- The Washington Times - Monday, April 30, 2012

NEW YORK — To a man, the Washington Capitals knew what had to happen for them to succeed against the New York Rangers in this Stanley Cup playoff series.

That meant smarter play and production out of the core, specifically forwards Alex Ovechkin, Alexander Semin and Nicklas Backstrom. It’s nice when players such as Jay Beagle, Matt Hendricks and Joel Ward chip in, but, as Brooks Laich pointed out: “Your top guys have to be your top guys.”

It’s hard when one of those top guys isn’t on the ice. For two periods, Ovechkin was hardly a factor, relegated to the bench and limited minutes. But his power play goal with 7:27 remaining lifted the Capitals to a 3-2 victory in Game 2 at Madison Square Garden that evened the Eastern Conference semifinal series at a game apiece.

“He’s our big-game guy. He’s got to be scoring for us to do well. That was a great moment for him,” veteran right wing Mike Knuble said. “Great timing. Timing is everything, I think, in this game and playoffs. Having guys score at the right time and your big guys scoring and feeling great going into the next game can do a lot.”

All eyes are on Ovechkin anytime the Caps play. With a $9 million salary and the expectation to be one of the best players in the world, he’s the subject of intense scrutiny.

Washington Capitals right wing Mike Knuble scores the Caps' first goal on New York Rangers goalie Henrik Lundqvist, right, in the first period of Game 2 of the NHL Eastern Conference semifinals at Madison Square Garden in New York, Monday, April 30, 2012. (AP Photo/Kathy Willens)
Washington Capitals right wing Mike Knuble scores the Caps’ first goal on ... more >

It appeared Monday morning as if the Caps might experiment to try to get Ovechkin away from Rangers shut-down defenseman Dan Girardi.

One way to keep Ovechkin away from Girardi is by planting the superstar left wing on the bench. He played just 3:33 in the first period and had just 9:14 of ice time at the second intermission.

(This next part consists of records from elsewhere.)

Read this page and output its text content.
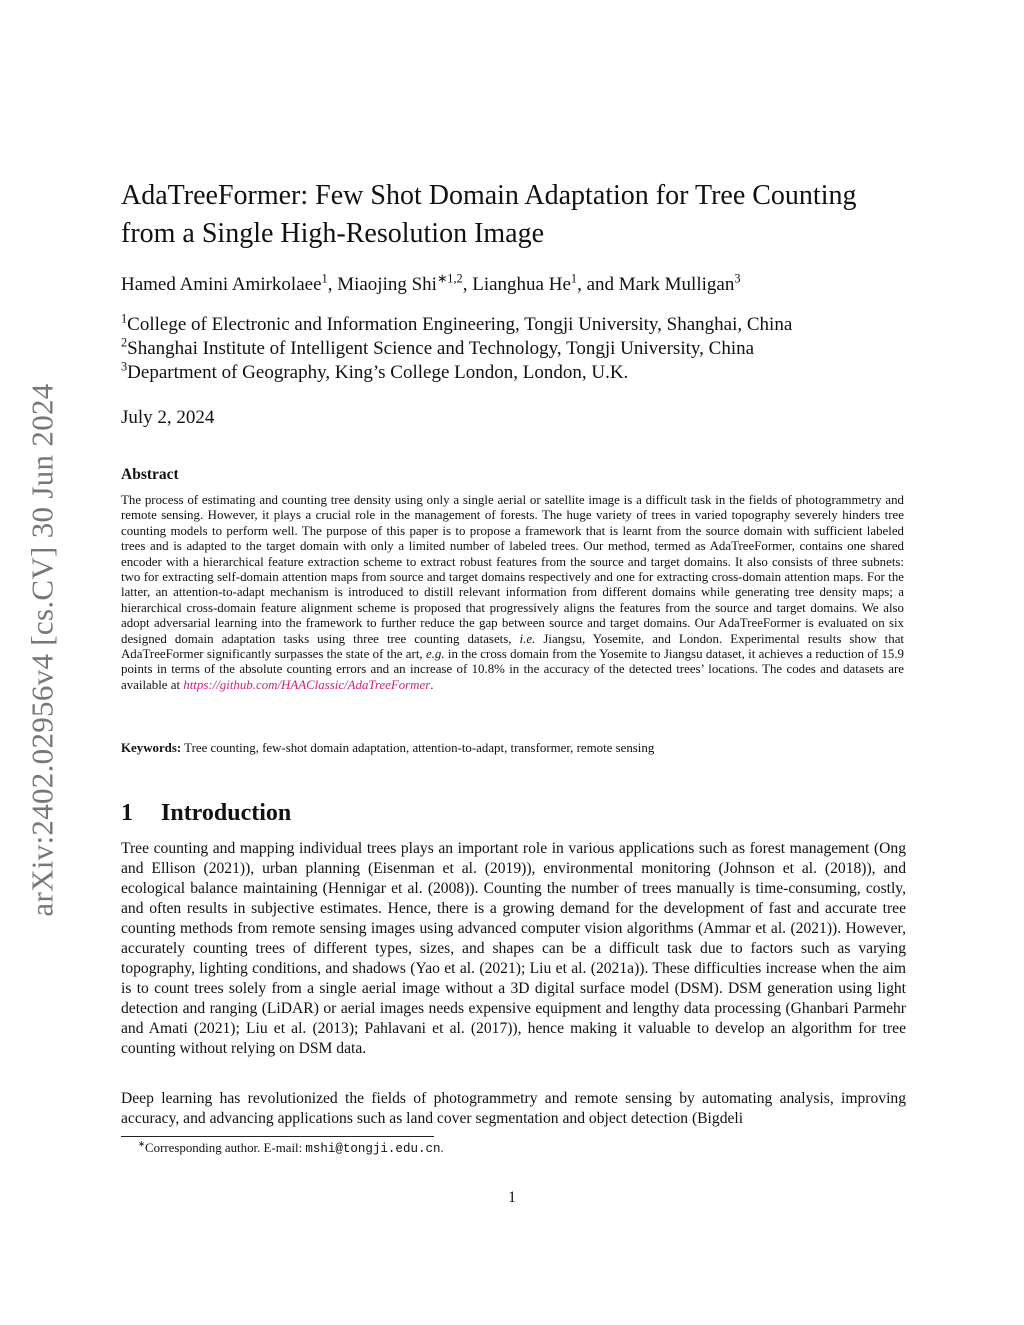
arXiv:2402.02956v4 [cs.CV] 30 Jun 2024
AdaTreeFormer: Few Shot Domain Adaptation for Tree Counting
from a Single High-Resolution Image
Hamed Amini Amirkolaee$^1$, Miaojing Shi$^{∗1,2}$, Lianghua He$^1$, and Mark Mulligan$^3$
$^1$College of Electronic and Information Engineering, Tongji University, Shanghai, China
$^2$Shanghai Institute of Intelligent Science and Technology, Tongji University, China
$^3$Department of Geography, King’s College London, London, U.K.
July 2, 2024
Abstract

The process of estimating and counting tree density using only a single aerial or satellite image is a difficult task in the fields of photogrammetry and remote sensing. However, it plays a crucial role in the management of forests. The huge variety of trees in varied topography severely hinders tree counting models to perform well. The purpose of this paper is to propose a framework that is learnt from the source domain with sufficient labeled trees and is adapted to the target domain with only a limited number of labeled trees. Our method, termed as AdaTreeFormer, contains one shared encoder with a hierarchical feature extraction scheme to extract robust features from the source and target domains. It also consists of three subnets: two for extracting self-domain attention maps from source and target domains respectively and one for extracting cross-domain attention maps. For the latter, an attention-to-adapt mechanism is introduced to distill relevant information from different domains while generating tree density maps; a hierarchical cross-domain feature alignment scheme is proposed that progressively aligns the features from the source and target domains. We also adopt adversarial learning into the framework to further reduce the gap between source and target domains. Our AdaTreeFormer is evaluated on six designed domain adaptation tasks using three tree counting datasets, i.e. Jiangsu, Yosemite, and London. Experimental results show that AdaTreeFormer significantly surpasses the state of the art, e.g. in the cross domain from the Yosemite to Jiangsu dataset, it achieves a reduction of 15.9 points in terms of the absolute counting errors and an increase of 10.8% in the accuracy of the detected trees’ locations. The codes and datasets are available at https://github.com/HAAClassic/AdaTreeFormer.

Keywords: Tree counting, few-shot domain adaptation, attention-to-adapt, transformer, remote sensing
1 Introduction

Tree counting and mapping individual trees plays an important role in various applications such as forest management (Ong and Ellison (2021)), urban planning (Eisenman et al. (2019)), environmental monitoring (Johnson et al. (2018)), and ecological balance maintaining (Hennigar et al. (2008)). Counting the number of trees manually is time-consuming, costly, and often results in subjective estimates. Hence, there is a growing demand for the development of fast and accurate tree counting methods from remote sensing images using advanced computer vision algorithms (Ammar et al. (2021)). However, accurately counting trees of different types, sizes, and shapes can be a difficult task due to factors such as varying topography, lighting conditions, and shadows (Yao et al. (2021); Liu et al. (2021a)). These difficulties increase when the aim is to count trees solely from a single aerial image without a 3D digital surface model (DSM). DSM generation using light detection and ranging (LiDAR) or aerial images needs expensive equipment and lengthy data processing (Ghanbari Parmehr and Amati (2021); Liu et al. (2013); Pahlavani et al. (2017)), hence making it valuable to develop an algorithm for tree counting without relying on DSM data.

Deep learning has revolutionized the fields of photogrammetry and remote sensing by automating analysis, improving accuracy, and advancing applications such as land cover segmentation and object detection (Bigdeli

∗Corresponding author. E-mail: mshi@tongji.edu.cn.
1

Meanwhile, Beagle saw the lion’s share, playing in key situations that would have been hard to envision several months ago.

Coach Dale Hunter seemed to ignore the blatant discrepancy in ice time throughout the lineup when explaining why Ovechkin finished with a career-low 13:36 of ice time.

“Four lines and six D were all going tonight,” Hunter said. “They were all going hard, so it’s easy to play everybody.”

Ovechkin had never played fewer than 19:32 in the playoffs under coach Bruce Boudreau. In last year’s double-overtime win at New York, he was on the ice for more than 30 minutes.

But Ovechkin made the concerns about his low ice time go away with one key shot.

After Rangers center Brad Richards was whistled for holding, Ovechkin corraled the puck after the faceoff and whipped a wrist shot from the point. The puck made its way through traffic and past Rangers Henrik Lundqvist for Ovechkin’s third goal of the playoffs. The captain taunted the Garden crowd in celebration, cupping his hand to his ear and showing that minutes don’t matter as long as he scores.

“He scored the winning goal,” Laich said. “That’s all that matters.”

Ovechkin said he learned a lesson from the Boston series about taking advantage of limited opportunities. He did so in the biggest way Monday.

“I feel good. You have to suck it up and use time what Dale is giving to me,” he said. “First period, two periods I didn’t play a lot and I have a couple opportunities I didn’t use it.”